Em cada bloco, algum policial tem algo a provar: o alemão Schultz quer resolver um caso de vinte anos; a espanhola Maria (Emma Suárez, de Julieta) está perto de finalmente prender o traficante que atropelou sua irmã; a inglesa Hobbs (Katherine Kelly) tenta manter sua unidade; e a jovem francesa Audrey (Margot Banchilhon) procura o respeito de colegas mais experientes que acham que ela não merece o cargo que tem. Mesmo que os resultados não sejam alcançados, ver o que e como se forma a personalidade de cada um ao final de cada parte da antologia policial é um sentimento satisfatório, especialmente pelo fato de a série se conter para não exagerar em desnecessários diálogos expositores.

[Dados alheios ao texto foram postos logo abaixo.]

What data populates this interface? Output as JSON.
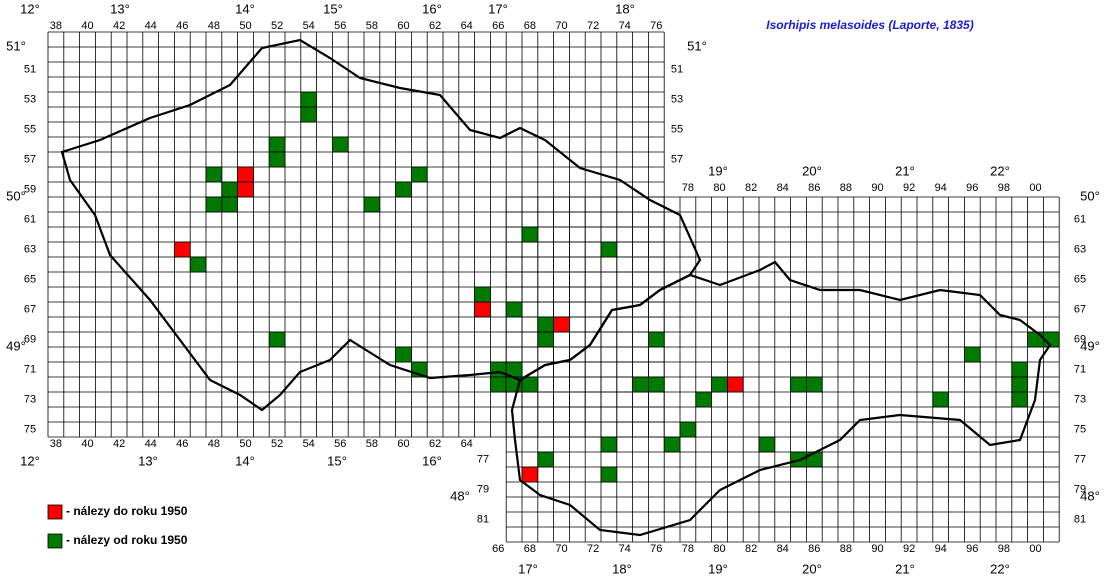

O cenário claustrofóbico também é outro ponto forte da série. Idêntico nos quatro países, o set de Criminal é composto da sala de interrogatório, a antessala atrás do vidro espelhado e do corredor que liga as duas ao elevador. Essa similaridade garante que não haja estranheza, por exemplo, ao mudar de uma série para a outra, tornando a troca natural. Já não bastasse o espaço limitado da produção, os closes em monólogos – de detetives e suspeitos – faz com que seja impossível se identificar com apenas um lado. As reações a cada nova prova apresentada ou resposta atravessada de advogados torna o cenário uma verdadeira panela de pressão e faz com que 40 minutos de série passem voando.

Com uma premissa um pouco assustadora para quem já está acostumado a seguir séries policiais, a antologia é um sopro de ar fresco no gênero e um investimento bem pago do espectador e do streaming. Se a Netflix teve pequenos problemas com a crítica de suas produções originais recentemente, Criminal prova que a plataforma ainda tem fôlego – e ideias – de como produzir TV de alta qualidade.